Pernyataan yang saling bertolak belakang ini menunjukkan adanya tarik-menarik kepentingan. Pemerintah ingin memperkuat kedaulatan dan keamanan digital, sementara industri berusaha melindungi model bisnis dan teknologi inti mereka.
Mengapa isu ini penting
Perdebatan ini bukan sekadar soal regulasi teknis. Ia menyentuh pertanyaan besar tentang batas kewenangan negara terhadap teknologi yang digunakan ratusan juta warga setiap hari. Jika pemerintah memiliki akses lebih dalam ke sistem ponsel, muncul kekhawatiran soal potensi penyalahgunaan, pengawasan berlebihan, atau kebocoran data dari sisi regulator sendiri.

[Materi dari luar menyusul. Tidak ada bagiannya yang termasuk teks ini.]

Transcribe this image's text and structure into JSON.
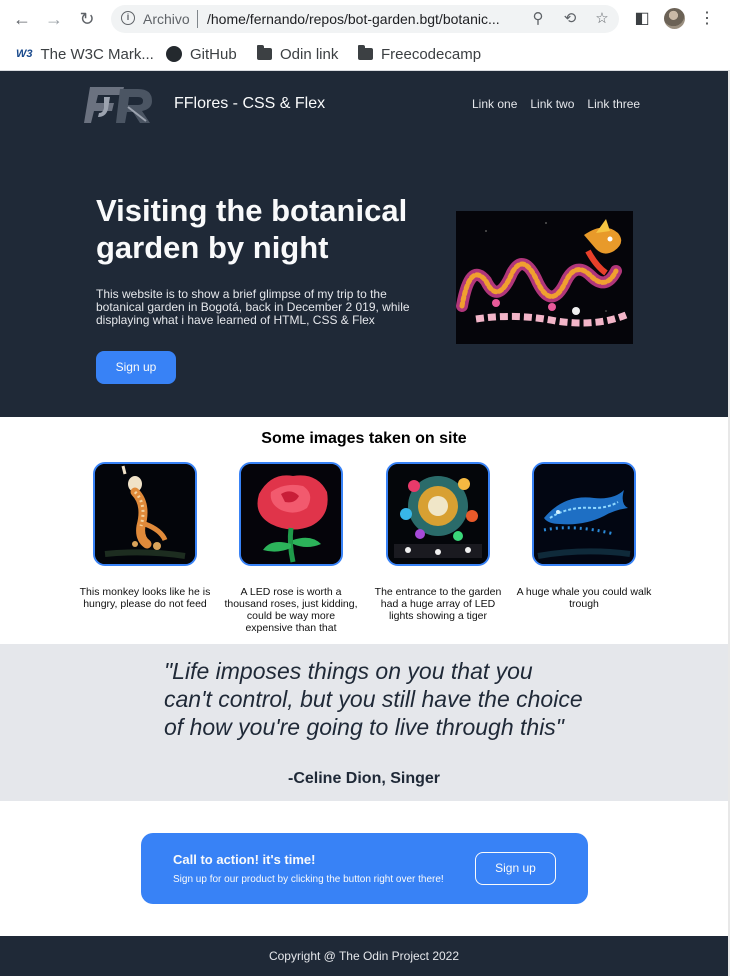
{
  "browser": {
    "scheme_label": "Archivo",
    "url": "/home/fernando/repos/bot-garden.bgt/botanic...",
    "bookmarks": [
      {
        "label": "The W3C Mark...",
        "icon": "w3c-icon"
      },
      {
        "label": "GitHub",
        "icon": "github-icon"
      },
      {
        "label": "Odin link",
        "icon": "folder-icon"
      },
      {
        "label": "Freecodecamp",
        "icon": "folder-icon"
      }
    ]
  },
  "header": {
    "site_title": "FFlores - CSS & Flex",
    "nav": [
      "Link one",
      "Link two",
      "Link three"
    ]
  },
  "hero": {
    "heading": "Visiting the botanical garden by night",
    "text": "This website is to show a brief glimpse of my trip to the botanical garden in Bogotá, back in December 2 019, while displaying what i have learned of HTML, CSS & Flex",
    "button_label": "Sign up"
  },
  "info": {
    "title": "Some images taken on site",
    "cards": [
      {
        "caption": "This monkey looks like he is hungry, please do not feed"
      },
      {
        "caption": "A LED rose is worth a thousand roses, just kidding, could be way more expensive than that"
      },
      {
        "caption": "The entrance to the garden had a huge array of LED lights showing a tiger"
      },
      {
        "caption": "A huge whale you could walk trough"
      }
    ]
  },
  "quote": {
    "text": "\"Life imposes things on you that you can't control, but you still have the choice of how you're going to live through this\"",
    "author": "-Celine Dion, Singer"
  },
  "cta": {
    "title": "Call to action! it's time!",
    "text": "Sign up for our product by clicking the button right over there!",
    "button_label": "Sign up"
  },
  "footer": {
    "text": "Copyright @ The Odin Project 2022"
  },
  "colors": {
    "dark": "#1f2937",
    "accent": "#3882f6",
    "light_band": "#e5e7eb"
  }
}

Sebaliknya, tanpa aturan yang kuat, pengguna tetap rentan terhadap aplikasi berbahaya, pencurian data, dan penyadapan ilegal. Negara berada di posisi sulit untuk menyeimbangkan perlindungan publik dengan menjaga iklim inovasi dan kepercayaan investor.
Dampaknya bagi pengguna
Bagi masyarakat umum, hasil dari perdebatan ini bisa berdampak langsung pada pengalaman menggunakan ponsel. Aturan baru berpotensi membuat perangkat lebih aman dan memberi kontrol lebih besar kepada pengguna atas aplikasi yang berjalan diam-diam. Namun, jika diterapkan secara kaku, regulasi juga bisa memperlambat pembaruan sistem, memengaruhi performa baterai, atau bahkan membatasi pilihan produk yang masuk ke pasar.
Apa yang diputuskan India juga berpotensi menjadi contoh bagi negara lain. Jika kebijakan ini benar-benar diterapkan, dunia bisa melihat pergeseran besar dalam hubungan antara pemerintah dan produsen teknologi global. Pada akhirnya, yang paling berkepentingan adalah pengguna, karena merekalah yang akan merasakan langsung apakah ponsel mereka menjadi lebih aman, atau justru lebih dibatasi.